Sophia stared at me with growing disbelief, her elegant fingers still wrapped around her mug. “You hate him, just admit it. You have no chemistry.”

“No, I don’t! Thad is a nice guy; he’s a little boring, but he treats me well.”

Anya made a strangled noise somewhere between a laugh and a gasp. “Oh my God, she’s in psychological danger.”

I buried my face against Miss Astoria’s soft fur while the cat purred louder, completely unbothered by the chaos unfolding around her.

Heat rose sharply into my face, which was catastrophic because now both of them were watching me with open fascination.

The apartment felt warmer than it had in weeks.

The rain kept falling outside, steady and quiet, and for the first time since Katherine died, I let myself breathe a little easier in the middle of it all.

Life without her still hurt in ways I could not name, but it no longer felt empty.

There was a ridiculous white cat demanding breakfast, two best friends who saw too much, and the slow, tentative shape of something that might one day feel like ordinary mornings again.

Sophia set her coffee down carefully, her expression shifting into that gentle but relentless mother-hen mode.

“Céline, darling, you’ve been avoiding Thad for days.

You barely answered his texts this morning.

And when Anya mentioned the lab yesterday, you looked like someone had walked over your grave.

So forgive me, but when you say the boyfriend situation is normal, I have to ask…

is this really about Thad? Or is it about Professor Moreau? ”

The name landed like a stone dropped into still water. I felt the ripple move through me before I could stop it. Miss Astoria shifted on my shoulder, sensing the sudden tension in my body, and I reached up automatically to steady her.

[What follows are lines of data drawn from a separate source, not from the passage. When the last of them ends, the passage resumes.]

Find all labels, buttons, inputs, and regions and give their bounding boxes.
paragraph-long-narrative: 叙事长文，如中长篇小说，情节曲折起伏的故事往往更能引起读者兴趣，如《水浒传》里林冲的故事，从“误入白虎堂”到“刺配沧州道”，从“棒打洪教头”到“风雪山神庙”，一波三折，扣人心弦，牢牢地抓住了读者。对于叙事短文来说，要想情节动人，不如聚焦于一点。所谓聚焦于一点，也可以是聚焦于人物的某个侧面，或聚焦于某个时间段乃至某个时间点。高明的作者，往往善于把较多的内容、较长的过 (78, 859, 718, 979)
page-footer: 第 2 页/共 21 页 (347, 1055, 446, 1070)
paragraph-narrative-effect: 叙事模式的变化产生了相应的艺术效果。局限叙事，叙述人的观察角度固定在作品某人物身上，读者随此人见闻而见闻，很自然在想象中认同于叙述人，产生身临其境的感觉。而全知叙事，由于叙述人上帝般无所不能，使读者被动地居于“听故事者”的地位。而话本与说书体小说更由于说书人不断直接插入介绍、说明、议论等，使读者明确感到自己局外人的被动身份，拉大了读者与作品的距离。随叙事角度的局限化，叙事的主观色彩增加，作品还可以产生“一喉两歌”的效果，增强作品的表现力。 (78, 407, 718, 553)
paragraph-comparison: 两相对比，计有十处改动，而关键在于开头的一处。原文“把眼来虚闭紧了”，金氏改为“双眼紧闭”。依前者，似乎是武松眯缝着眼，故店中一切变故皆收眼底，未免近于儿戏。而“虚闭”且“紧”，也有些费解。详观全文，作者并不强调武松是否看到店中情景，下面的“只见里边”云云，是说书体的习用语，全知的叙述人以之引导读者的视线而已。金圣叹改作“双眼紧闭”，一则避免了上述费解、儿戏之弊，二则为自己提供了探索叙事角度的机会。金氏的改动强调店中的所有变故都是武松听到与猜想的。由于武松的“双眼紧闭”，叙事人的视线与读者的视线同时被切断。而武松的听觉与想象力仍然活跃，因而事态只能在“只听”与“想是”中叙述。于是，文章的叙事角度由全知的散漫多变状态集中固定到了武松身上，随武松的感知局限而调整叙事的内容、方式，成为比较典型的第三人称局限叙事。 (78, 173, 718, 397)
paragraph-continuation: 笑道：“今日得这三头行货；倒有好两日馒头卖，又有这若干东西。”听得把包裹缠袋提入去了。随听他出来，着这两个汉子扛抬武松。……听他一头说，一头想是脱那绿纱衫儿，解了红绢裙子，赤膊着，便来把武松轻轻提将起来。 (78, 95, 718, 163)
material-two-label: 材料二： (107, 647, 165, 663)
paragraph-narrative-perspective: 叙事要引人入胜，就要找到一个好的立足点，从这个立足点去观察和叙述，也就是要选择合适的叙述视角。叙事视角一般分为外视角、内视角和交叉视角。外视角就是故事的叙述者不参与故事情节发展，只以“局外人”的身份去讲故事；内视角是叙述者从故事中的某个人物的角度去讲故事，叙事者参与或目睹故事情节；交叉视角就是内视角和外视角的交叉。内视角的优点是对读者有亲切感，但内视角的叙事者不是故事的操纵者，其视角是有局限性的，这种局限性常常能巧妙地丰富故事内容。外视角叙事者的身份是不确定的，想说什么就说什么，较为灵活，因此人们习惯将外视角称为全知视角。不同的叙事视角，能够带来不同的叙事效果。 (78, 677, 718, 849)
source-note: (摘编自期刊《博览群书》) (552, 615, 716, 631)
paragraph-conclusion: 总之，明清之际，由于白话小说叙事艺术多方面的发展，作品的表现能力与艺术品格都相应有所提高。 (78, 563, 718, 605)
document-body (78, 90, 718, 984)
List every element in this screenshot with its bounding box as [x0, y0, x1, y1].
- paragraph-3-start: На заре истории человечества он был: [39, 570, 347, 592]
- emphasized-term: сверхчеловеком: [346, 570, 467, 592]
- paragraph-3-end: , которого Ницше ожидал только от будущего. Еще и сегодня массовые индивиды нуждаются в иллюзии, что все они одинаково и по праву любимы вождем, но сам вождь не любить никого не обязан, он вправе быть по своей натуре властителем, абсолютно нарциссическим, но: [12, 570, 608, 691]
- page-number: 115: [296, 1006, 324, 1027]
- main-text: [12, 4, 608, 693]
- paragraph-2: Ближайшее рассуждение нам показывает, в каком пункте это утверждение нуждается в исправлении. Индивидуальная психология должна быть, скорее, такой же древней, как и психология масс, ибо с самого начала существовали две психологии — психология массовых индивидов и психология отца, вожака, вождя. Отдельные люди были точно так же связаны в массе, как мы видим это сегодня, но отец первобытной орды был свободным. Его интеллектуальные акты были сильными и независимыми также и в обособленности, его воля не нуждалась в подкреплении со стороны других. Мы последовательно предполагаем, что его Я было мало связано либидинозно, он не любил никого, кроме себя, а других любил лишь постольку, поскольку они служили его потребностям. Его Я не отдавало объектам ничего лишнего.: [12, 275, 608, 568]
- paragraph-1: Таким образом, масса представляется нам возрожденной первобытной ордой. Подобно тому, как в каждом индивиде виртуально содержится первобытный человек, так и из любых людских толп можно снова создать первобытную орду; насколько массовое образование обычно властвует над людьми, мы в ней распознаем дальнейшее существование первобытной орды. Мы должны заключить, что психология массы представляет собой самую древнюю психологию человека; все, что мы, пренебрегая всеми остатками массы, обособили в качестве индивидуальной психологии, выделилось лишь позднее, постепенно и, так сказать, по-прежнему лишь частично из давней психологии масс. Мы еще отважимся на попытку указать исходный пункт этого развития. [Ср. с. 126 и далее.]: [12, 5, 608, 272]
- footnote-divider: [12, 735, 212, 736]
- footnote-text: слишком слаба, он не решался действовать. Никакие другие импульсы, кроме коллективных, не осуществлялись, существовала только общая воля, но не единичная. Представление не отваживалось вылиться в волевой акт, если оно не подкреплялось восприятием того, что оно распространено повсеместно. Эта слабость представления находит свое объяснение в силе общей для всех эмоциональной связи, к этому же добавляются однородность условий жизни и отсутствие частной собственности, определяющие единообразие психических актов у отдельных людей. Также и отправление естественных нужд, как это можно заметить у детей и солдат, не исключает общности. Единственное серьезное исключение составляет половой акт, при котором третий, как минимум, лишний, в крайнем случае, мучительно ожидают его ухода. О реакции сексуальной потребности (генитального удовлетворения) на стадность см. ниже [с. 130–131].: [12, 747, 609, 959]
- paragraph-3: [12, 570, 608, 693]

“Nothing is happening,” I said, the words coming out too fast.

Anya leaned forward, elbows on the counter, her voice low and theatrical. “You reacted like a woman being investigated federally.”

Heat flooded my cheeks. “You are actually insane.”

Sophia didn’t smile. She just watched me with that quiet, perceptive calm that always made me feel seen in ways I didn’t want to be.

“I’m not accusing you of anything. I’m worried.

You’ve been different since the lab started.

Tense. Distracted. And the way you looked when his name came up just now…

” She let the sentence trail off, giving me space I didn’t want.

“You hate him. That much is obvious. But the way you hate him feels… complicated.”

I stared down at the cat, her white fur blurring under my fingers. “It’s not complicated. He’s arrogant. He forced me into the lab after I tried to withdraw. He enjoys watching me unravel. That’s it.”

Anya raised an eyebrow. “And yet you’re blushing like you just got caught stealing from the cookie jar.”

“I am not blushing.”

“You are,” Sophia said gently.

Miss Astoria purred louder, pressing her face against my neck as if trying to remind me she was still there. The simple warmth of her grounded me enough to breathe again. I scratched behind her ears and tried to keep my voice even. “Nothing is happening. He’s my professor. That’s all.”

Sophia didn’t look convinced. She never did when she sensed I was holding something back. “Just promise me you’ll be careful. Grief makes everything feel bigger than it is. And men like him know exactly how to use that. He’s very charming, but you never know what’s underneath.”

I nodded because it was easier than arguing, but the words settled uneasily inside me. I shove the phone into my pocket without answering Thad.